Noradrenergic regulation of itch transmission in the spinal cord mediated by α-adrenoceptors

It has recently been shown that clonidine suppresses itch-related responses via its action on α2-adrenoceptors in the spinal cord, raising the possibility that the descending noradrenergic system regulates itch signaling in the spinal cord. In this study, we investigated whether the transmission of itch signals in the spinal cord is under tonic inhibition by the descending noradrenergic system. An intraplantar injection of serotonin in mice induced biting of the treated paw (an itch-related response). An intrathecal injection of 6-hydroxydopamine (catecholaminergic neurotoxin) enhanced the itch-related response. There was a significant inverse correlation between the response and noradrenaline content. An intrathecal injection of phentolamine (α-adrenoceptor antagonist) enhanced serotonin-induced biting, although prazosin (α1-, α2B-, and α2C-adrenoceptor antagonist) and yohimbine (α2-adrenoceptor antagonist) had no effects. Intrathecal injections of phenylephrine (α1-adrenoceptor agonist) and clonidine (α2-adrenoceptor agonist) inhibited serotonin-induced biting. The action of phenylephrine was antagonized by intrathecal prazosin but not 5-methylurapidil (α1A-adrenoceptor antagonist), cyclazosin (α1B-adrenoceptor antagonist), and BMY 7378 (α1D-adrenoceptor antagonist). mRNAs encoding α1A-, α1B-, α2A-, α2B-, and α2C-adrenoceptor subtypes were expressed in the dorsal root ganglion and spinal dorsal horn. These results suggest that the descending noradrenergic system exerts tonic inhibition on itch signaling in the spinal cord. Both α1- and α2-adrenoceptors may be involved in the tonic inhibition of itch signaling and the stimulation of either α-adrenoceptor subtype may result in the inhibition of itch.
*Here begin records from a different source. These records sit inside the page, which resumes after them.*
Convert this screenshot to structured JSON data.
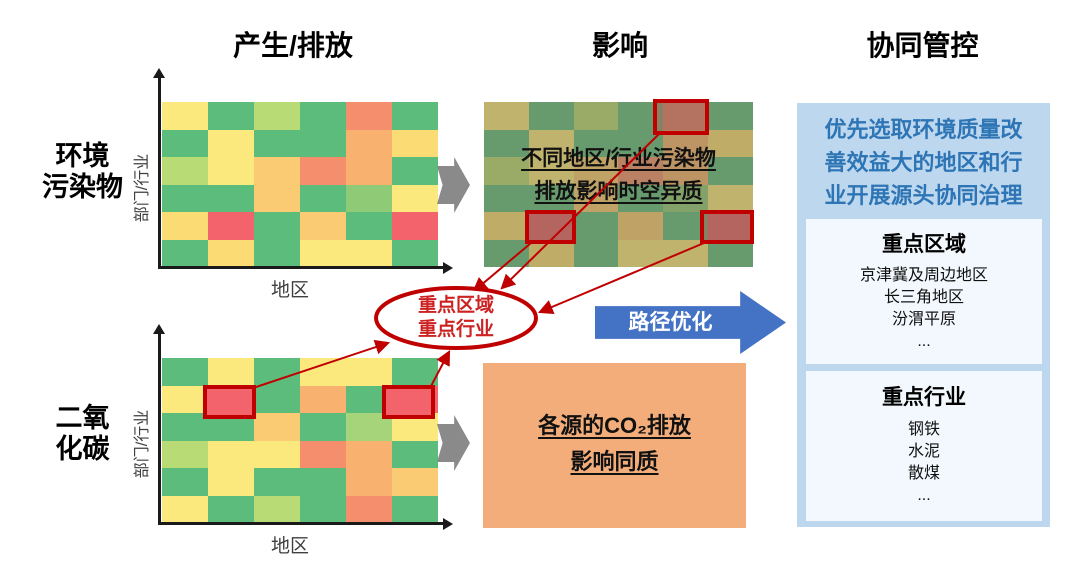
{
  "headers": {
    "produce": "产生/排放",
    "impact": "影响",
    "control": "协同管控"
  },
  "row_labels": {
    "pollutant": [
      "环境",
      "污染物"
    ],
    "co2": [
      "二氧",
      "化碳"
    ]
  },
  "axes": {
    "y_label": "部门/行业",
    "x_label": "地区"
  },
  "heatmaps": {
    "pollutant": {
      "grid": [
        [
          "#FCE97E",
          "#5CBC7C",
          "#B9DB76",
          "#5CBC7C",
          "#F58E6D",
          "#5CBC7C"
        ],
        [
          "#5CBC7C",
          "#FCE97E",
          "#5CBC7C",
          "#5CBC7C",
          "#F8B16E",
          "#FBDC74"
        ],
        [
          "#B9DB76",
          "#FCE97E",
          "#FACB72",
          "#F58E6D",
          "#F8B16E",
          "#5CBC7C"
        ],
        [
          "#5CBC7C",
          "#5CBC7C",
          "#FACB72",
          "#5CBC7C",
          "#8FCB77",
          "#FCE97E"
        ],
        [
          "#FBDC74",
          "#F2636C",
          "#5CBC7C",
          "#FACB72",
          "#5CBC7C",
          "#F2636C"
        ],
        [
          "#5CBC7C",
          "#FBDC74",
          "#5CBC7C",
          "#FCE97E",
          "#FCE97E",
          "#5CBC7C"
        ]
      ]
    },
    "co2": {
      "grid": [
        [
          "#5CBC7C",
          "#FCE97E",
          "#5CBC7C",
          "#FCE97E",
          "#FCE97E",
          "#5CBC7C"
        ],
        [
          "#FCE97E",
          "#F2636C",
          "#5CBC7C",
          "#F8B16E",
          "#5CBC7C",
          "#F2636C"
        ],
        [
          "#5CBC7C",
          "#5CBC7C",
          "#FACB72",
          "#5CBC7C",
          "#A5D47A",
          "#FCE97E"
        ],
        [
          "#B9DB76",
          "#FCE97E",
          "#FCE97E",
          "#F58E6D",
          "#F8B16E",
          "#5CBC7C"
        ],
        [
          "#5CBC7C",
          "#FCE97E",
          "#5CBC7C",
          "#5CBC7C",
          "#F8B16E",
          "#FACB72"
        ],
        [
          "#FCE97E",
          "#5CBC7C",
          "#B9DB76",
          "#5CBC7C",
          "#F58E6D",
          "#5CBC7C"
        ]
      ]
    },
    "impact_note_lines": [
      "不同地区/行业污染物",
      "排放影响时空异质"
    ]
  },
  "ellipse": {
    "lines": [
      "重点区域",
      "重点行业"
    ]
  },
  "path_arrow": {
    "label": "路径优化"
  },
  "co2_box": {
    "lines": [
      "各源的CO₂排放",
      "影响同质"
    ]
  },
  "panel": {
    "headline_lines": [
      "优先选取环境质量改",
      "善效益大的地区和行",
      "业开展源头协同治理"
    ],
    "regions": {
      "title": "重点区域",
      "items": [
        "京津冀及周边地区",
        "长三角地区",
        "汾渭平原",
        "..."
      ]
    },
    "industries": {
      "title": "重点行业",
      "items": [
        "钢铁",
        "水泥",
        "散煤",
        "..."
      ]
    }
  },
  "colors": {
    "accent_red": "#C00000",
    "accent_blue": "#4472C4",
    "panel_blue": "#BDD7EE",
    "headline_blue": "#2E75B6",
    "orange_box": "#F2AD7B"
  }
}
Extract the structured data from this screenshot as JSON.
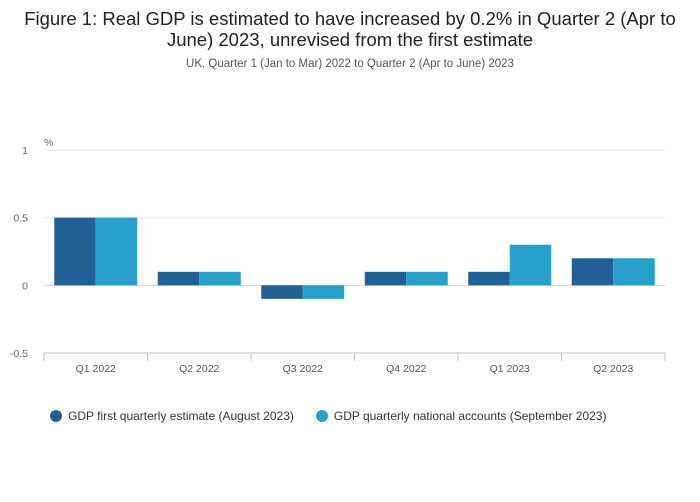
{
  "chart_data": {
    "type": "bar",
    "title": "Figure 1: Real GDP is estimated to have increased by 0.2% in Quarter 2 (Apr to June) 2023, unrevised from the first estimate",
    "subtitle": "UK, Quarter 1 (Jan to Mar) 2022 to Quarter 2 (Apr to June) 2023",
    "ylabel": "%",
    "xlabel": "",
    "ylim": [
      -0.5,
      1
    ],
    "yticks": [
      "1",
      "0.5",
      "0",
      "-0.5"
    ],
    "grid": true,
    "legend_position": "bottom-left",
    "categories": [
      "Q1 2022",
      "Q2 2022",
      "Q3 2022",
      "Q4 2022",
      "Q1 2023",
      "Q2 2023"
    ],
    "series": [
      {
        "name": "GDP first quarterly estimate (August 2023)",
        "color": "#206095",
        "values": [
          0.5,
          0.1,
          -0.1,
          0.1,
          0.1,
          0.2
        ]
      },
      {
        "name": "GDP quarterly national accounts (September 2023)",
        "color": "#27a0cc",
        "values": [
          0.5,
          0.1,
          -0.1,
          0.1,
          0.3,
          0.2
        ]
      }
    ]
  }
}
► Intrathecal injection of a catecholaminergic neurotoxin enhances itch.
► Intrathecal injection of alpha-adrenergic antagonist enhances itch.
► Intrathecal injections of alpha1- and alpha2-antagonists do not enhance itch.
► Intrathecal injections of alpha1- and alpha2-agonists inhibit itch.
► Intrathecal injection of a serotonergic neurotoxin does not enhance itch.